Morocco
She was in love with her hairdresser and they both knew it. They both also knew they would never mention it and they both knew it was more like courtly love than anything more base. It was on a higher level. It would remain a shimmering ocean between them for twenty years.
The first time she entered the salon, she was a student. Her mother had given her fifty Euro and had said, “Darling, pop in to see Jacques and get your hair blow dried. Tell him I sent you. Here’s the money darling.” She had done just that and emerged looking like a young version of Megan Fox. Stunning.
Years later she popped in to see Jacques. She was in tears. “I’m going through…a…a DIVORCE!” she had sobbed into his arms, heaving great deep breaths and collapsing.
“I don’t think I will be able to afford to come here every week any more, Jacques. I have so many bills to pay, I…I…”
“Simonetta,” Jacques stared deeply into her bloodshot, tear stained eyes, “You can’t afford NOT to keep having your hair done.”
That was true.
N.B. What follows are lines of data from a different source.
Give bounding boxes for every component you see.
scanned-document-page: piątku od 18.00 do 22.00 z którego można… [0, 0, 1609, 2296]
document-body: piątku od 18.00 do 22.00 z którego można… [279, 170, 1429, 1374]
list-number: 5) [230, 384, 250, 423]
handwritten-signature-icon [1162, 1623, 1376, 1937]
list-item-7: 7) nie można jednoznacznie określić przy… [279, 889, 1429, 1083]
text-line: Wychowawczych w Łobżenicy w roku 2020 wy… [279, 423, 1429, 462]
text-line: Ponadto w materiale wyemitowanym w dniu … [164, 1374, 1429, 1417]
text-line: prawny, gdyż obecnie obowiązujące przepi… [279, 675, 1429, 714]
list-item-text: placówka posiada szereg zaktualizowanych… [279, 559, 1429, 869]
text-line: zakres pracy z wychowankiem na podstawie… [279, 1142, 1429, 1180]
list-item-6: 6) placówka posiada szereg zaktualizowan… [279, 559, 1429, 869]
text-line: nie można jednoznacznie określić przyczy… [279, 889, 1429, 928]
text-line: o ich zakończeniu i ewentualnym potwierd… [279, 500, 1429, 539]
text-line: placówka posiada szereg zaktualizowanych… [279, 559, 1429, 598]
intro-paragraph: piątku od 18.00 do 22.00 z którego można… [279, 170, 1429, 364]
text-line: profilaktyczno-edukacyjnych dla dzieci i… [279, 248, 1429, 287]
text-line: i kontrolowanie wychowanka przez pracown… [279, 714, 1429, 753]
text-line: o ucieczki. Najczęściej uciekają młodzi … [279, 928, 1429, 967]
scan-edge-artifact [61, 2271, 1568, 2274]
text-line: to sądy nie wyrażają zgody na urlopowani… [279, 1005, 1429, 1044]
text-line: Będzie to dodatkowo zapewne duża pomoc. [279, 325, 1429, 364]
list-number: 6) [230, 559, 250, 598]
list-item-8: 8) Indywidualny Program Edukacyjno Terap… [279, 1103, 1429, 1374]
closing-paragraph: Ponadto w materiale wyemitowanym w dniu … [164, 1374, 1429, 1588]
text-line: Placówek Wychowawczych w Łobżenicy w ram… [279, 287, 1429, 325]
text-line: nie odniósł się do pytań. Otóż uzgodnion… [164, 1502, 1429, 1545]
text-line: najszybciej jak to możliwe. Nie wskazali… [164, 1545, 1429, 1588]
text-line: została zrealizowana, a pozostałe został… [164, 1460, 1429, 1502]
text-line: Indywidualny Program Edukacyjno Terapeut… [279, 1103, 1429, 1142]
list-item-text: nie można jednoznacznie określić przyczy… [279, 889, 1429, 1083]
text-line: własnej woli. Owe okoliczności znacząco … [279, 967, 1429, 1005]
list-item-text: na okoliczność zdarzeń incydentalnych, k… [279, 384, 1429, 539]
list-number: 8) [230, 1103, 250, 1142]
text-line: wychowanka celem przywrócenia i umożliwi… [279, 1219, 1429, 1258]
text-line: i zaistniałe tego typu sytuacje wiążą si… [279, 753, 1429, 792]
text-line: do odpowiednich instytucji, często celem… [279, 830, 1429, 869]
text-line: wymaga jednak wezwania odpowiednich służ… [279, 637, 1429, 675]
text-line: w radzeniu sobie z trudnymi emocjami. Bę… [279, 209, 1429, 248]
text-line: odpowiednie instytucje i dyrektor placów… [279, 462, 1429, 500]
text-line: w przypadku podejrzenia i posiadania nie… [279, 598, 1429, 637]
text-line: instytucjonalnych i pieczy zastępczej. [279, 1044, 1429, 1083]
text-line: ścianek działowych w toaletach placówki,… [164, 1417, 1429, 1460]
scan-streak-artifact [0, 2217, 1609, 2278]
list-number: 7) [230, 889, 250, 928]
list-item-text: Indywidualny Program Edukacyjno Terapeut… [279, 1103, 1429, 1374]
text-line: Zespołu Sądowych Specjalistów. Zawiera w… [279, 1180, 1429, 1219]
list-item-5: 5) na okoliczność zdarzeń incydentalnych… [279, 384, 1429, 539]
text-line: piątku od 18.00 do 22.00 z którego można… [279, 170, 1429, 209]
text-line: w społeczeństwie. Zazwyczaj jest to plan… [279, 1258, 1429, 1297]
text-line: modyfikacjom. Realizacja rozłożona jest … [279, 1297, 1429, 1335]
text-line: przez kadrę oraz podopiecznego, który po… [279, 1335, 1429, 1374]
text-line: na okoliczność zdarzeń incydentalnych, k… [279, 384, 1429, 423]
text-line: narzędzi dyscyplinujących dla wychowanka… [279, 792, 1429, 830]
The circles she ran in were the bitchiest, nastiest, cattiest and most two-faced in town. It was only with Jacques that she felt complete trust and the feeling of total sincerity.
“Just keep coming and pay me later when things are better.”
Jacques had been 21 when they had met. Simonetta, as I said, had been a student; a girl of almost 16. Jacques’ hair was a tribute to the Flock of Seagulls long, flick style coif that he constantly was either allowing to cascade over the side of his square-jawed, Mount Rushmore face, or flicking to the side, with a thoroughbred-esque shake of his head.
His long, elegant fingers could swiftly wield even the most cumbersome of hairdressing equipment and transform even the most truant locks into a shining beacon of hope for even the most secretly depressed of clientele.
Put simply Jacques was a quiet achiever whom strode through any room with the calm confidence of a ninja in his skinny-leg Bettina Liano imported black jeans.
In private, he listened to Bach and smoked a cigar. At work, he was the most attentive listener a client could dream of. His eyes were like dark pools in a forest in which the loudest sound was the tip-toe of a lone deer on moss. When he looked at you, you felt like you were the only person in the room; or the only person in the whole galaxy.
“Like Jesus to a Child,” was his favourite song to play in the salon every morning at 6am when he arrived.
He didn’t actually NEED to be there until 8am but he liked to get up at 4am, meditate for an hour, do thirty minutes of his Yogic Arts DVD and then walk to work at dawn. En route, he would pick fresh flowers from a vacant lot that had become overgrown with wildflowers. Freesias, fragrant daphne, wild red roses, lavender and various ornamental grasses were among his favourites. Jacques would take the time to select and pick various blooms each morning and then arrange them in fresh water in a variety of vases at the salon.
The vases were old ornamental bottles from Morocco that his ex-boyfriend had given him after they had broken up.
Omar had known that Jacques loved to collect all types of ornamental glass and it was the least he could do after Jacques had walked in on Omar and the new apprentice hairdresser from his salon one afternoon when he had come home early from work.
“It’s ok,” he had said, breathing deeply and trying not to cry. “Be free; love and be whom you are, but as for us, well, this is where we should break up, Omar,” Jacques had sighed.
The next morning was when a shy girl of maybe 15 or 16 years of age, with unruly long locks, had wandered through the salon door and had quietly introduced herself to Tia the (really quite nasty) salon receptionist. “Err…Simonetta…I’m Simonetta? Simonetta Ricard.”
Jacques had noticed her; he had hoped that she was going to be his client. He longed to do one hundred and one things with her shoulder length tendrils of wavy chestnut hair. He took a quick cigarette break on the back step in the 11am sun and fantasised about the ways he would style it, given the chance.
A Marie Antoinette up-do; a Maria Callas chignon; a side-ponytail project with a handwoven beige macramé head-band a la 80s fashion.
As it turned out she needed it braided for a school formal so he created one that took about three and half hours to complete.
Five years later Simonetta had asked Jacques to create a similar up-do for her wedding to a financier from Algiers. Naturally Jacques had obliged and at the request of Simonetta’s mother had added a family-heirloom hair-accessory (supplied by her grandmother) made from lapis lazuli, gold and several (real) diamonds.
(above: by Wen Wu Photography)
Jacques worked at the salon for another two quiet years until one day after work he was seen getting inside a blacked-out SUV and was driven away to the airport and was apparently never seen again until one day somebody said they had seen him walking down the street…in Morocco.